同じ業界、同じ設備、同じ人数でも、成長する会社と停滞する会社があります。その差は何でしょうか。設備投資でしょうか。経営戦略でしょうか。もちろんそれもあります。しかし実際に現場を見ると、長期的な差を生むのは「組織文化」であることが少なくありません。

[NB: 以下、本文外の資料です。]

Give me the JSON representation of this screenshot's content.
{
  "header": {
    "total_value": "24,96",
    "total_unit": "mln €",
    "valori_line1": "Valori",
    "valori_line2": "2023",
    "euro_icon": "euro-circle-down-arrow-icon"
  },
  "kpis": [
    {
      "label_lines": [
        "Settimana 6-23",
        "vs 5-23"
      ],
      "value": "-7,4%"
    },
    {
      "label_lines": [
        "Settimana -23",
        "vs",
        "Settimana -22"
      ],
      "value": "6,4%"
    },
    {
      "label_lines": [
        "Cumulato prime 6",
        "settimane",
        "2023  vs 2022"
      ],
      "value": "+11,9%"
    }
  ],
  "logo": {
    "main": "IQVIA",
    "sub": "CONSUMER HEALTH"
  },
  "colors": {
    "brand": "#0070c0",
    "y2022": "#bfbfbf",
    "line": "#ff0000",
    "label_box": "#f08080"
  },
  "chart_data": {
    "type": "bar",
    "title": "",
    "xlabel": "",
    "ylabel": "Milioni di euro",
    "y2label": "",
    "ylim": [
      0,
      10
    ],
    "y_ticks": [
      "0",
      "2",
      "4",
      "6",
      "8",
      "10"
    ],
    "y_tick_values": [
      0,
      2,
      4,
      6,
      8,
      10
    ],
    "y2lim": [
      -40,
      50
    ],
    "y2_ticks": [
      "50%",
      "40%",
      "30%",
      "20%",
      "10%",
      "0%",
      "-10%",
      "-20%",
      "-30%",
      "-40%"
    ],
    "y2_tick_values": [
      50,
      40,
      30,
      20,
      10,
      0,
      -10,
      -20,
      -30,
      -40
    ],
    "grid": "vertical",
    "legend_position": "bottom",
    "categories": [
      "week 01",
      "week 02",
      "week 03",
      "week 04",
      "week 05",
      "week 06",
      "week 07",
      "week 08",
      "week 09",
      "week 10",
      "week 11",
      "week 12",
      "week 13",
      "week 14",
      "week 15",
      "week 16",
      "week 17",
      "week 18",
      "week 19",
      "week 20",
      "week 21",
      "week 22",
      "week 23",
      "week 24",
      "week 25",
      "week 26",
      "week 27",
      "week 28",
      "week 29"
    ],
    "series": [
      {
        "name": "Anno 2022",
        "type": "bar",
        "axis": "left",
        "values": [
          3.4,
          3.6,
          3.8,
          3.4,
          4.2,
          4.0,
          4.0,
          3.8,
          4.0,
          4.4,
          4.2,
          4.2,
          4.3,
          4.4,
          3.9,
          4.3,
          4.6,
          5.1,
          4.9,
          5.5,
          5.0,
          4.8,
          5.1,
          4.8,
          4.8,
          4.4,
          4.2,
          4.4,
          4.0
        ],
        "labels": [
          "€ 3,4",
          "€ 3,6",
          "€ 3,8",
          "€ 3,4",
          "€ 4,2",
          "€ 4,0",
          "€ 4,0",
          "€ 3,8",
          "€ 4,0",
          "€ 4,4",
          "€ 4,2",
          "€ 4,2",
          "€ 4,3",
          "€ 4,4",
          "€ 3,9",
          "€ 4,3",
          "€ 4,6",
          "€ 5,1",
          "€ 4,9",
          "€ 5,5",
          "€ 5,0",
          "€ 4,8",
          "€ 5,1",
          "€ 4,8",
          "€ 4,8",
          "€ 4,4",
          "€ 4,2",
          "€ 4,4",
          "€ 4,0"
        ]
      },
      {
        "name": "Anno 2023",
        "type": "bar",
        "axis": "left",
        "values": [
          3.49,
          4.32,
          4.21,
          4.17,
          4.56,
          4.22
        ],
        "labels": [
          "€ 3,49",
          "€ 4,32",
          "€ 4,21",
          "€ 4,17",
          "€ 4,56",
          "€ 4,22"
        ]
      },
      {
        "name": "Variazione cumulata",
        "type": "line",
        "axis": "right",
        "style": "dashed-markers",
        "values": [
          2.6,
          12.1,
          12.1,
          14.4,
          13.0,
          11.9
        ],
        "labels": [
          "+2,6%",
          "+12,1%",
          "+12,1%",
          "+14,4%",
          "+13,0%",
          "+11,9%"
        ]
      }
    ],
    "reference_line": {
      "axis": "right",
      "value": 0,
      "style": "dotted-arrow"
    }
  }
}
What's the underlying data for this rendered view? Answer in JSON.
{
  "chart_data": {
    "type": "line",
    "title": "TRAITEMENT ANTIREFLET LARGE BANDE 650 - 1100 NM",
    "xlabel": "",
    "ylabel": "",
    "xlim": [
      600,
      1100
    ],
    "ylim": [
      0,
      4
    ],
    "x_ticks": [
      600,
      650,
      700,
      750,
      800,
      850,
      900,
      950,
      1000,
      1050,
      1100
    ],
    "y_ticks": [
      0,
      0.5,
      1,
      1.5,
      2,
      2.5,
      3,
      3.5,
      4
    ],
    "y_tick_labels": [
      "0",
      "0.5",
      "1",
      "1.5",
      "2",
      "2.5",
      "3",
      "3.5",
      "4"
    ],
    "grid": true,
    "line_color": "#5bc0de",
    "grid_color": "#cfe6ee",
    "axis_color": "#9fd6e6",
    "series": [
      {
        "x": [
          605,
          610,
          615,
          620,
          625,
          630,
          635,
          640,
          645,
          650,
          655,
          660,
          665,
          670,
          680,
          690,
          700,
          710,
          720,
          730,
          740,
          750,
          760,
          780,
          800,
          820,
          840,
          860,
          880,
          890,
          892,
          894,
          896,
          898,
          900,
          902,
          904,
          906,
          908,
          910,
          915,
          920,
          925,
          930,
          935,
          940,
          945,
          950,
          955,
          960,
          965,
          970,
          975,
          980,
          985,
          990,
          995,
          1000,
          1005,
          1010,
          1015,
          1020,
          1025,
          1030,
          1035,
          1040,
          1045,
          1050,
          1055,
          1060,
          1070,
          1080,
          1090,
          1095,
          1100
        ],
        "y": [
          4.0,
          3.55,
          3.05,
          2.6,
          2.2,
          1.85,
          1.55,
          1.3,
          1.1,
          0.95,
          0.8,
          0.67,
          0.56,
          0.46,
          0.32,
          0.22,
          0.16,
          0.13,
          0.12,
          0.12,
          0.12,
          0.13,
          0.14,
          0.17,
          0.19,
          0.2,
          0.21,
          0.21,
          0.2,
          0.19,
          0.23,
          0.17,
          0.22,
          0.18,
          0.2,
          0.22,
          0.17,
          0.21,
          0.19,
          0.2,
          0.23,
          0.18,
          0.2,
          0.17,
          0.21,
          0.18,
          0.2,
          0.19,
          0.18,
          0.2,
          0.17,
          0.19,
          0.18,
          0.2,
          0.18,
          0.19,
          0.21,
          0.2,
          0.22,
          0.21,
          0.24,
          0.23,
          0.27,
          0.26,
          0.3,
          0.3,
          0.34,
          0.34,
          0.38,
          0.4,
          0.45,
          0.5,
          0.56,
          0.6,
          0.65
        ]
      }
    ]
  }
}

今回は私が海外工場で経験した実例も交えながら、改善する会社と停滞する会社の違いを考えます。
改善する会社は「人」をコストではなく資産と考える
改善活動というと、
- 品質向上
- コスト削減
- 効率改善
が注目されます。
しかし本当に改善する会社は、その前に「人」を大切にします。
なぜなら改善を生み出すのは設備でもAIでもなく、
現場で働く人だから
です。
赴任前の現場で感じた違和感
私がマレーシアへ赴任する前、その会社では外国人労働者への待遇が決して良いとは言えませんでした。
- 昇給はほとんどない
- 人事考課は形だけ
- 昇格制度もない
一方で、日本人幹部はこう言いました。
「外国人労働者が頑張っているから生産できている」
私はその言葉に違和感を覚えました。
会社を支えていると認識しているにも関わらず、その努力や成果が評価されない。
そこには矛盾がありました。
私は評価制度を変える決断をした
当時、最低賃金法施行のタイミングもあり、私はローカル社員の反発や不満が出ることを覚悟しながら、
ローカル社員と外国人労働者を公平に評価する制度
へ変更することにしました。
理由は単純です。
実際に仕事をし、
成果を出し、
会社へ貢献している人が、
正当に評価されるべきだと思ったからです。
国籍ではなく、
肩書きでもなく、
成果を見る。
私はそれが当然だと思いました。
国が違うだけで扱いが変わるのはおかしい
私はこう考えていました。
もし将来、その会社が外国人労働者の母国へ進出するとしたらどうでしょう。
現在働いている外国人労働者の中には、
現地法人の管理職として活躍する人もいるかもしれません。
能力がある人は、
環境が変わればリーダーになる可能性があります。
にも関わらず、
「国が違うから待遇も違う」
という考え方には、私は強い違和感を持っていました。
能力や努力ではなく、
属性で評価が決まる組織は、
長期的には停滞します。
後になって、この判断は間違っていなかったと分かった
公平な評価制度を導入すると、
最初は当然ながら反発もありました。
しかし時間が経つにつれ、
少しずつ変化が現れます。
- 提案が増える
- 責任感が生まれる
- 改善活動へ参加する
- リーダー意識が育つ
そして何より、
「頑張れば評価される」
という信頼が生まれました。
後になって振り返ると、この決断は間違っていなかったと思っています。
停滞する会社に共通する3つの特徴
① 評価基準が曖昧
何を頑張れば評価されるのか分からない組織では、人は挑戦しません。
② 改善より現状維持が優先される
新しい提案が否定される組織では、やがて誰も提案しなくなります。
③ 「公平感」がない
給与だけではありません。
評価や昇進の公平感が失われると、組織への信頼も失われます。
改善する会社は「心理的安全性」と「公平性」を持っている
改善する組織には共通点があります。
- 意見を言える
- 挑戦できる
- 失敗から学べる
- 公平に評価される
つまり、
「努力や成果が報われる」
という信頼です。
AI時代になっても、この部分だけは変わらないでしょう。
AIは分析できます。
しかし人の信頼関係や公平感までは作れません。
まとめ|会社を成長させるのは制度より文化かもしれない
- 改善文化は公平な評価から始まる
- 人を資産と考える会社は成長する
- 属性ではなく成果を見る組織が強い
- 心理的安全性と公平性が改善を生む
- 長期的には組織文化が競争力になる
設備投資やAI導入は真似できます。
しかし、
「頑張れば報われる」
という文化は簡単には作れません。
改善する会社と停滞する会社の差は、案外そこにあるのかもしれません。